Now admittedly, there are days when I do standing and then sink into Pasasana and it is the pose from hell and I go right to svasana from there. BUT, say in all of last week, I got some great relief from this hip/back/abs situation by doing Intermediate up to leg-behind-head, and one day, well beyond that.
BEST POSE EVER: Ardha Matsyendrasana. Addresses these tensions and aches and never seems to make them worse; always better, no matter HOW DEEP I take the pose.
Also good poses, these days: Gomukhasana. Agnistambhasana (double pigeon). I used to LOATHE those poses, and now they provide such nice release. Heh--the whole puzzle is right there, no doubt.
Anyway, my idea is that Intermediate, if this is how it affects "western guy hips," is all about teaching men what pregnancy might feel like. I've been told that pregnant women, in a yoga class, will be quite strong and flexible, and that their practices will vary day to day. Check. I'm still strong, still flexy, and my practice varies virtually day to day, sometimes precipitously. There's pain, but it's not always pain, sometimes it's release, and sometimes that's emotional, which then brings physical release. Some days it's better to work into it and some days it's better to leave it alone.
I feel like my hips are about to give birth to SOMETHING and I don't know what it is. Other times, it feels like there's so much torque going on in the glutes and hips, that I'm going to "pull free" on the line between them and turn into one of those long-bellied snaking energy people from old Odilon Redon paintings.
I remember Jason talking about being adjusted in Kapo by Sharath, and describing the abdominal and armpit work as "ripping(!)" (parenthetical exclamation point, his). That's also in the mix. I wonder if my dual quest for Kapo/dropbacks isn't working itself out like this.
Another tricky thing is, I don't think I'm overworking those poses. I drop back, two hands to wall, bend elbows, spring up. Four or five times at most, per practice. Sometimes in Intermediate I'll take ten breaths in my modified Kapo, but it's not like I'm doing the pose five times. This hip business just seems to be par for the course where Intermediate and I are concerned.
After all, it's not like my WHOLE YOGA PRACTICE hasn't been, at times, about the tight right glutes/abs I've inherited, I think from 1993's appendectomy.
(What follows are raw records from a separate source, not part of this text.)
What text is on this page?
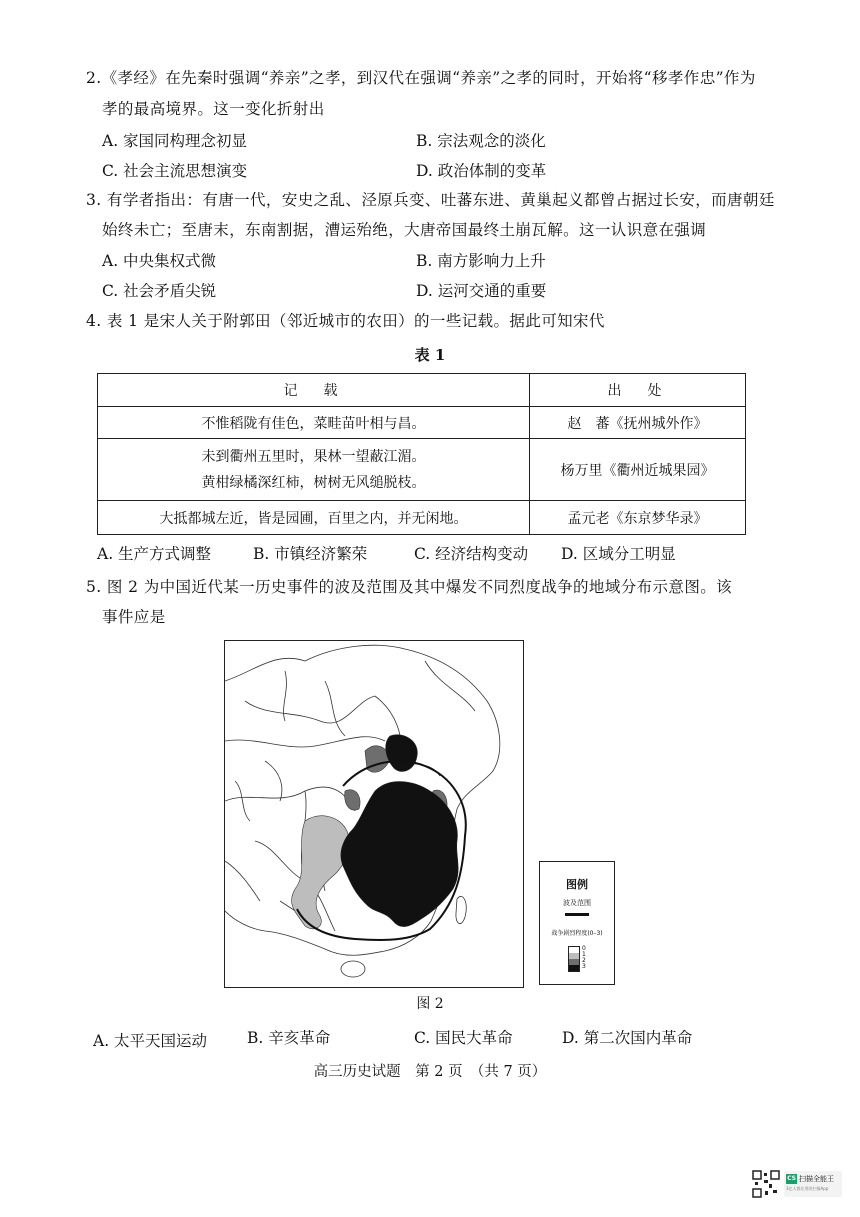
2.《孝经》在先秦时强调“养亲”之孝，到汉代在强调“养亲”之孝的同时，开始将“移孝作忠”作为
孝的最高境界。这一变化折射出
A. 家国同构理念初显	B. 宗法观念的淡化
C. 社会主流思想演变	D. 政治体制的变革
3. 有学者指出：有唐一代，安史之乱、泾原兵变、吐蕃东进、黄巢起义都曾占据过长安，而唐朝廷
始终未亡；至唐末，东南割据，漕运殆绝，大唐帝国最终土崩瓦解。这一认识意在强调
A. 中央集权式微	B. 南方影响力上升
C. 社会矛盾尖锐	D. 运河交通的重要
4. 表 1 是宋人关于附郭田（邻近城市的农田）的一些记载。据此可知宋代
表 1
记　载	出　处

不惟稻陇有佳色，菜畦苗叶相与昌。	赵　蕃《抚州城外作》

未到衢州五里时，果林一望蔽江湄。
黄柑绿橘深红柿，树树无风缒脱枝。	杨万里《衢州近城果园》

大抵都城左近，皆是园圃，百里之内，并无闲地。	孟元老《东京梦华录》
A. 生产方式调整	B. 市镇经济繁荣	C. 经济结构变动 D. 区域分工明显
5. 图 2 为中国近代某一历史事件的波及范围及其中爆发不同烈度战争的地域分布示意图。该
事件应是
图例
波及范围
战争剧烈程度(0–3)
0
1
2
3
图 2
A. 太平天国运动	B. 辛亥革命	C. 国民大革命	D. 第二次国内革命
高三历史试题　第 2 页　（共 7 页）
CS 扫描全能王
3亿人都在用的扫描App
This is simply another incarnation of an area of long term fascial/muscular/energetic/emotional interest.
Aside from this hip-glutes-abs ring of fascia, I feel pretty good; even the healing left wrist permits Intermediate's arm balances or Primary's vinyasa, without hurting the next day (but I still don't handstand on it). So, since all of this sensation is not "overwork" pain, or really pain of any kind, I'm going to assume it is a cocoon for transformation. Grow, emerge, take flight. It's springtime, after all.
1 comment:
"I can't tell what the heck is going on, and whether I want to leave this ring of fascia alone or work it out."
This is a sensation that happens. I have talked to a few people in intermediate especially who get this nagging deep in the psoas, frontal hip flexors. From their exprience, I'd say be a bit careful about going in to this outside of practice, though that urge may arise.
Perhaps strangely, it sounds delicious. Ambivalently so, but I sometimes really miss the days when there was meaningful sensation in the hips. That transformative release is not as much a part of my experience now, and sometimes there's a slackness or absence of precision as a result.